Constance von Igel de Mello

 

I. When he spoke speaking, the volume louder, the sound larger, he fired – firing straight into the eyes, not between them, the eyes. Early and before and the opposite of later, he lays down, and I next to him, laying down, Foster the People is playing on the radio, making noise through the stereo, playing (it’s that song “Sit Next to Me”, where the singer is telling the ‘you’ to come over there and sit next to him, in the song, that is playing, when he lays down, and I lay down next to him). We go out, and we leave, and we plan to return by leaving laundry unfinished, we go out and we get sushi, we eat raw fish, called sushi, that we buy from the grocery store, that sells groceries, and we eat it in the car, which he drove there, to the grocery store, by driving it. His hand on my thigh, my thigh under his hand.

 

II. I give him all of it, all that is, everything, each thing, every item, every single thing, the whole lot, the entirety, the total, the aggregate, the whole shebang, the whole nine yards, the whole kit and caboodle – everything but the kitchen sink, and even that, I give him, by giving him everything, the kitchen sink. I run away, running, not because I want to but because I run, and running is done by running. I wake up, itching, bites like fleas’ mark my neck. The bed is warm, it is not cold, the bed has another person, and because of that the bed is warm.

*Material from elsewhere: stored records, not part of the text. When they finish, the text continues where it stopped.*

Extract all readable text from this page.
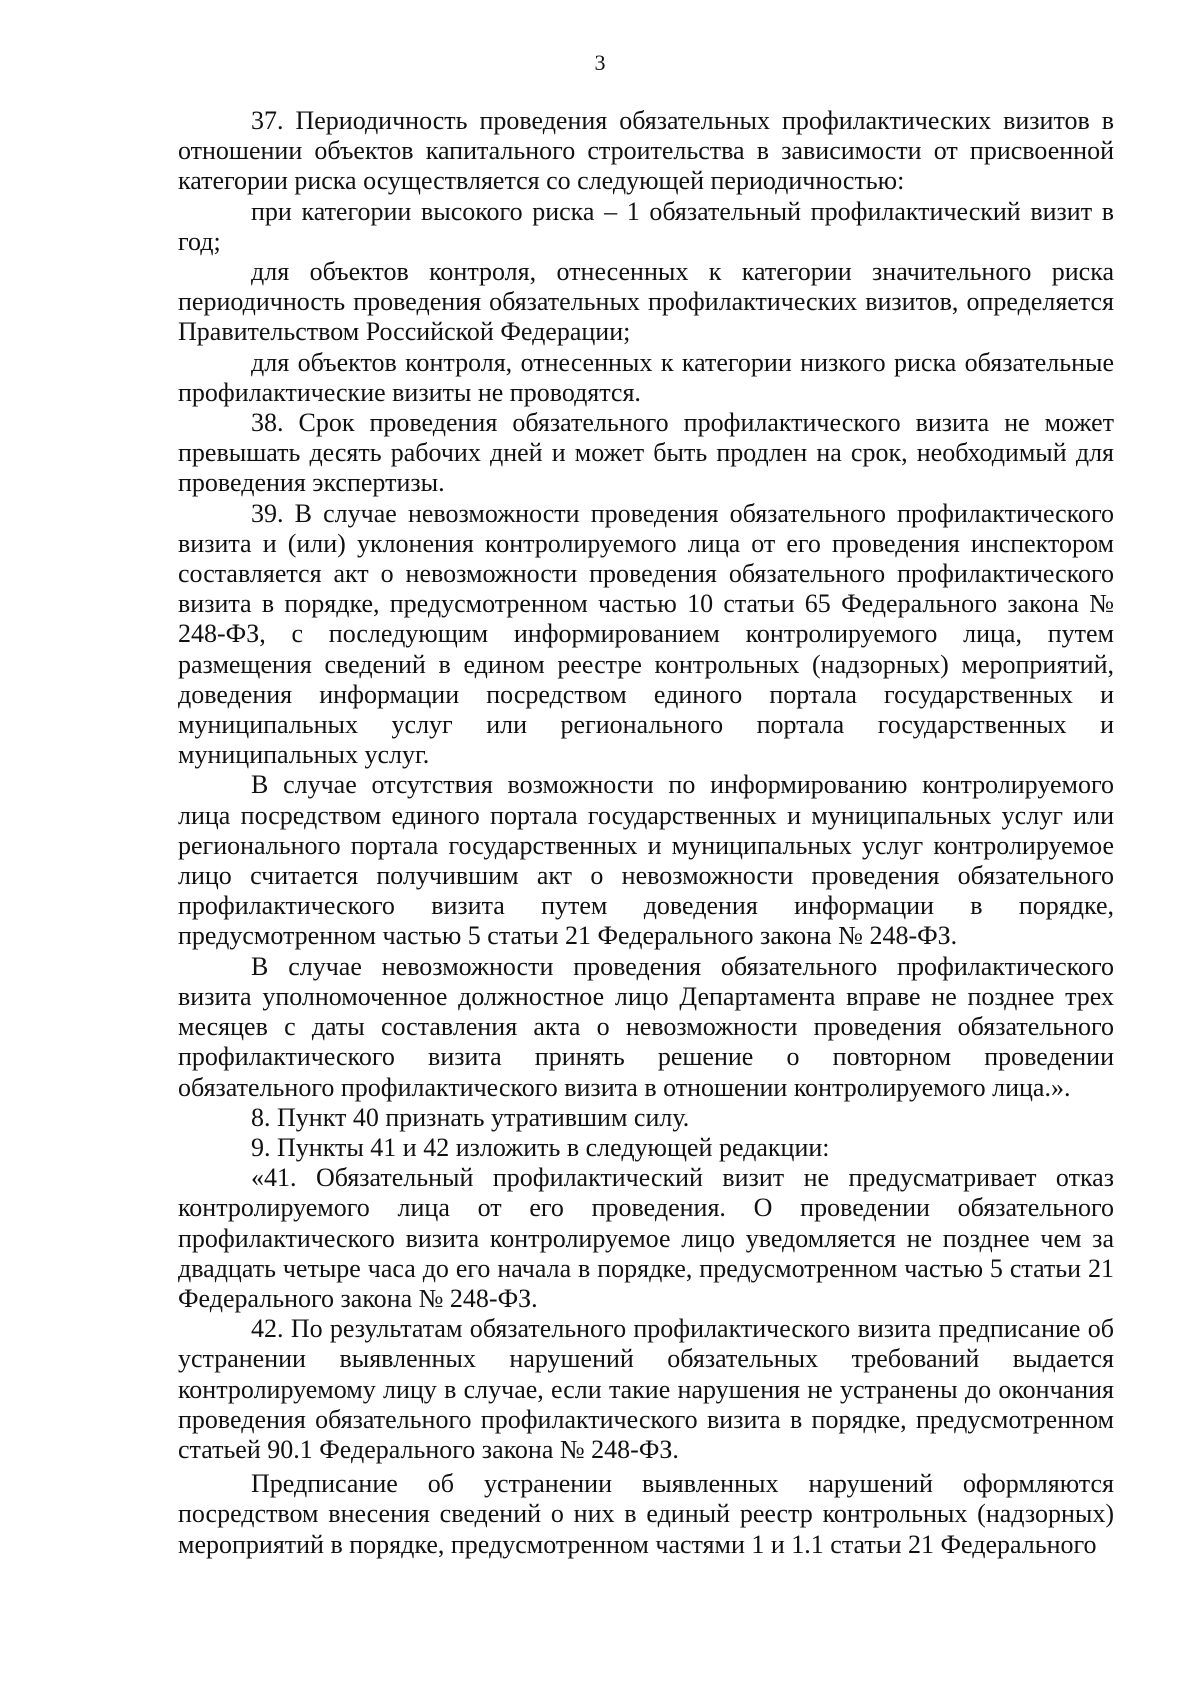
3

37. Периодичность проведения обязательных профилактических визитов в отношении объектов капитального строительства в зависимости от присвоенной категории риска осуществляется со следующей периодичностью:

при категории высокого риска – 1 обязательный профилактический визит в год;

для объектов контроля, отнесенных к категории значительного риска периодичность проведения обязательных профилактических визитов, определяется Правительством Российской Федерации;

для объектов контроля, отнесенных к категории низкого риска обязательные профилактические визиты не проводятся.

38. Срок проведения обязательного профилактического визита не может превышать десять рабочих дней и может быть продлен на срок, необходимый для проведения экспертизы.

39. В случае невозможности проведения обязательного профилактического визита и (или) уклонения контролируемого лица от его проведения инспектором составляется акт о невозможности проведения обязательного профилактического визита в порядке, предусмотренном частью 10 статьи 65 Федерального закона № 248-ФЗ, с последующим информированием контролируемого лица, путем размещения сведений в едином реестре контрольных (надзорных) мероприятий, доведения информации посредством единого портала государственных и муниципальных услуг или регионального портала государственных и муниципальных услуг.

В случае отсутствия возможности по информированию контролируемого лица посредством единого портала государственных и муниципальных услуг или регионального портала государственных и муниципальных услуг контролируемое лицо считается получившим акт о невозможности проведения обязательного профилактического визита путем доведения информации в порядке, предусмотренном частью 5 статьи 21 Федерального закона № 248-ФЗ.

В случае невозможности проведения обязательного профилактического визита уполномоченное должностное лицо Департамента вправе не позднее трех месяцев с даты составления акта о невозможности проведения обязательного профилактического визита принять решение о повторном проведении обязательного профилактического визита в отношении контролируемого лица.».

8. Пункт 40 признать утратившим силу.

9. Пункты 41 и 42 изложить в следующей редакции:

«41. Обязательный профилактический визит не предусматривает отказ контролируемого лица от его проведения. О проведении обязательного профилактического визита контролируемое лицо уведомляется не позднее чем за двадцать четыре часа до его начала в порядке, предусмотренном частью 5 статьи 21 Федерального закона № 248-ФЗ.

42. По результатам обязательного профилактического визита предписание об устранении выявленных нарушений обязательных требований выдается контролируемому лицу в случае, если такие нарушения не устранены до окончания проведения обязательного профилактического визита в порядке, предусмотренном статьей 90.1 Федерального закона № 248-ФЗ.

Предписание об устранении выявленных нарушений оформляются посредством внесения сведений о них в единый реестр контрольных (надзорных) мероприятий в порядке, предусмотренном частями 1 и 1.1 статьи 21 Федерального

I fool myself sometimes, by fooling myself, and sometimes I fool him, by fooling him, and sometimes I fool the both of us, which actually means I fool neither.

 

III. The world is a chewable piece of candy, because when I put it between my teeth and bite down (chew), my teeth leave marks in it, the marks stay, put, down, there, marked. When you laugh a laugh I flood a flood, and everything is visible, through my glass face, because my face is transparent, and glass can also be transparent as it often is, because you can see through it, it exists but it doesn’t, it exists only in certain light, or when something touches it. You can kill, by taking a life, by killing a life, when you kill it. You can fool, by fooling, by being fool, by making fool into a verb that means not only to fool but to perform foolishness. To fool – to act foolishly. You can take the boy out of the country, sure. You can do that. Make your bed, lay the boy down, listen as he speaks, by talking, by speaking in words.

 


Constance von Igel de Mello is a German-Brazilian writer from São Paulo, Brazil. She graduated with a degree in Cultural Studies and Gender Studies from the Humboldt-University of Berlin, Germany, in 2020, and is currently pursuing her MA in English and MFA in Creative Writing from Chapman University. She writes for the Medium publications Fearless She Wrote and The Ascent, often focusing on the challenges and euphorias of the migratory background that permeates her life.